Angola : qui pour succéder à Zedù ?

Le président angolais José Eduardo dos Santos, le 9 décembre 2007 à Lisbonne. © Paulo Duarte/AP/SIPA

Depuis l'annonce de son retrait de la vie politique en 2018, les spéculations sur la succession du président José Eduardo « Zedú » dos Santos vont bon train.

Certes, il avait promis une chose similaire en 2001 sans s’exécuter. Mais son âge (73 ans) et sa santé fragile font douter qu’il puisse tenir les rênes du pays jusqu’en 2022.

Que se passerait-il s’il tenait sa promesse ? En cas de vacance du pouvoir, la Constitution angolaise prévoit d’en remettre les clés au vice-président. À ce poste, actuellement, Manuel Vicente, ancien patron de la Sonangol, 60 ans. Mais ce proche de la famille dos Santos est mis en cause dans une affaire de corruption au Portugal et aurait lui aussi des ennuis de santé. Et alors que le pays vit sa plus grave crise économique depuis la fin de la guerre civile, sa gestion de la Sonangol est de plus en plus décriée.

Autre candidat potentiel, José Filomeno dos Santos, 38 ans, troisième enfant du président et gestionnaire du Fonds souverain angolais. Problème : une succession dynastique sera très probablement refusée par les caciques du Mouvement populaire de libération de l’Angola (MPLA, au pouvoir).

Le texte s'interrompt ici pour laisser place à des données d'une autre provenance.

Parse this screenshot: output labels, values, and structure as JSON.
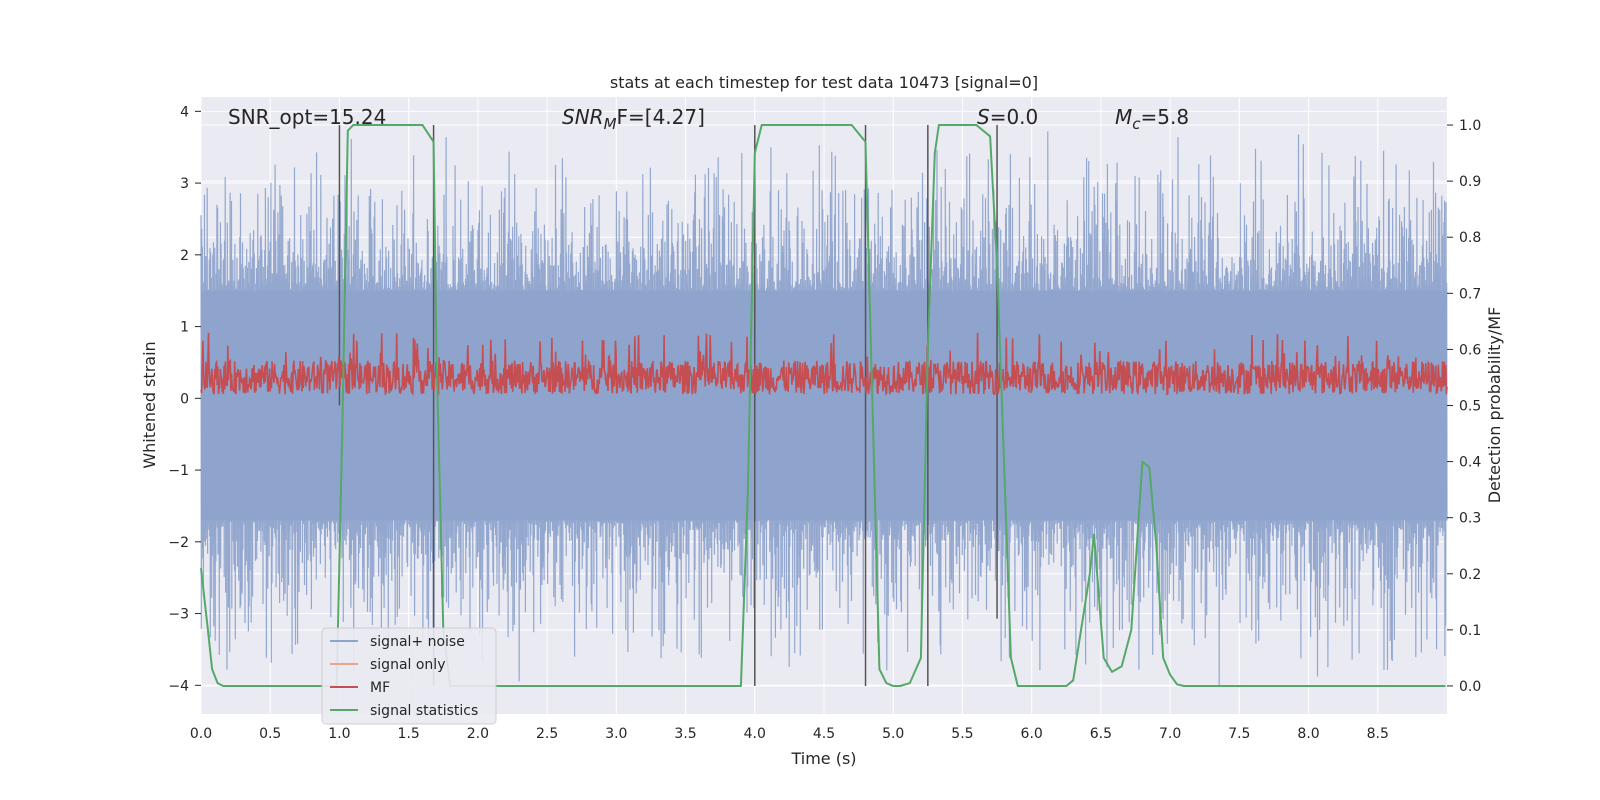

Pour Alex Vines, le directeur Afrique du think-tank Chatham House, Eduardo dos Santos devrait privilégier le consensus. Soit quelqu’un qui puisse d’une part sauvegarder le système actuel, d’autre part protéger les intérêts de la famille. Le général João Manuel Gonçalves Lourenço, ministre de la Défense, apparaît de plus en plus comme l’homme de la situation. Ce discret personnage de 62 ans, dont la femme, Ana, est administratrice de la Banque mondiale, est bien vu par les dirigeants du parti. Le congrès du MPLA, en août, pourrait être l’occasion de le propulser vice-président, et successeur constitutionnel.